O fato de a Polícia Militar ter matado 41% menos, nos primeiros 7 meses do ano, em comparação com o mesmo período de 2012, é, provavelmente, decorrente da determinação de que o socorro seja feito pela equipe especializada, e não pela própria polícia.
No dia 7 de janeiro deste ano, a Secretaria da Segurança Pública editou uma resolução determinando que os policiais militares, em casos de ferimento a tiro, devem acionar as equipes de socorro, especialmente o SAMU, ao invés de socorrer na própria viatura.
A polêmica foi grande, com diversas manifestações de policiais dizendo que eles seriam obrigados a cometer crimes de omissão de socorro. A queixa era injustificada, porque ninguém comete omissão de socorro se, ao invés de socorrer no próprio carro, chamar uma equipe especializada. Com a polícia não é diferente, pois se uma viatura policial é a primeira a chegar a um acidente de trânsito, o policial aguarda a chegada do socorro. A questão é se não socorre um acidentado, por que a PM colocava um ferido a tiros no camburão e o levava ao hospital, onde ele “morria”, invariavelmente, quando dava “entrada”?
No fundo, há um grande sarcasmo nessa queixa de certos PMs, pois a preocupação não é com a vida do ferido. Sabemos como são frequentes as execuções por policiais militares e que, nesses casos, levar o cadáver para o hospital é uma forma de descaracterizar o local, dificultando a perícia. Por isso, a “coincidência” de morrerem quase todos na porta do hospital. Os policiais precisam dizer que ele estava vivo quando saiu do local e não tem como enganar os profissionais de saúde que recebem um morto. Daí a saída padrão: os policiais agem como se ele houvesse morrido no caminho.
Curioso que essa fraude acaba sendo padronizada, revelando o faz-de-conta. Como há aceitação social dessa violência — como já escrevi, inclusive de integrantes do judiciário e do Ministério Público —, muitos fingem que não percebem a fraude, de modo a perpetuar a violência policial.
Segundo perito oficial com quem conversei, era comum que PMs, principalmente da Rota, levassem “para o hospital uma pessoa com três tiros no peito de .40, arma desenvolvida para parar uma pessoa com um tiro.”
A resolução da Secretaria foi decorrente da percepção de que a retirada da pessoa do local não era socorro — até porque só se socorre pessoa viva —, mas uma fraude para dificultar a perícia e manter oculto o homicídio.
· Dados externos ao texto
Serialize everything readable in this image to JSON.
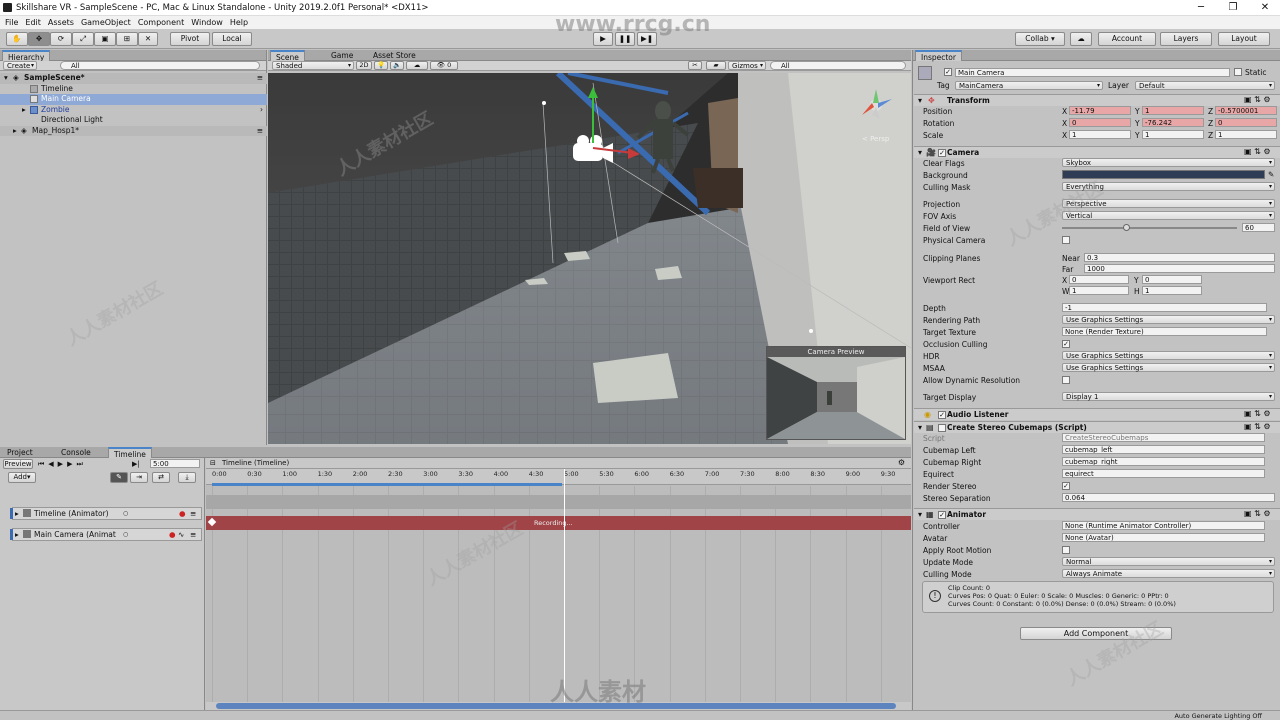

Tanto que, nas considerações iniciais, menciona que o “primado da dignidade da pessoa humana” depende do respeito à vida e que é necessária a preservação do local do crime, “inclusive a decorrente de intervenção policial”.
A diminuição de 41% das mortes, provavelmente, decorre da nova regra da resolução. Deve ser comemorada, mas ainda é pouco.
Os índices de mortes causadas pela PM paulista ainda é muito alto e está longe de um patamar aceitável em um regime democrático. Basta dizer que a polícia paulista mata mais que a polícia dos Estados Unidos inteiro. Contudo, parece que a resolução foi um passo importante para que tenhamos um dia, em São Paulo, uma polícia que atue dentro da legalidade.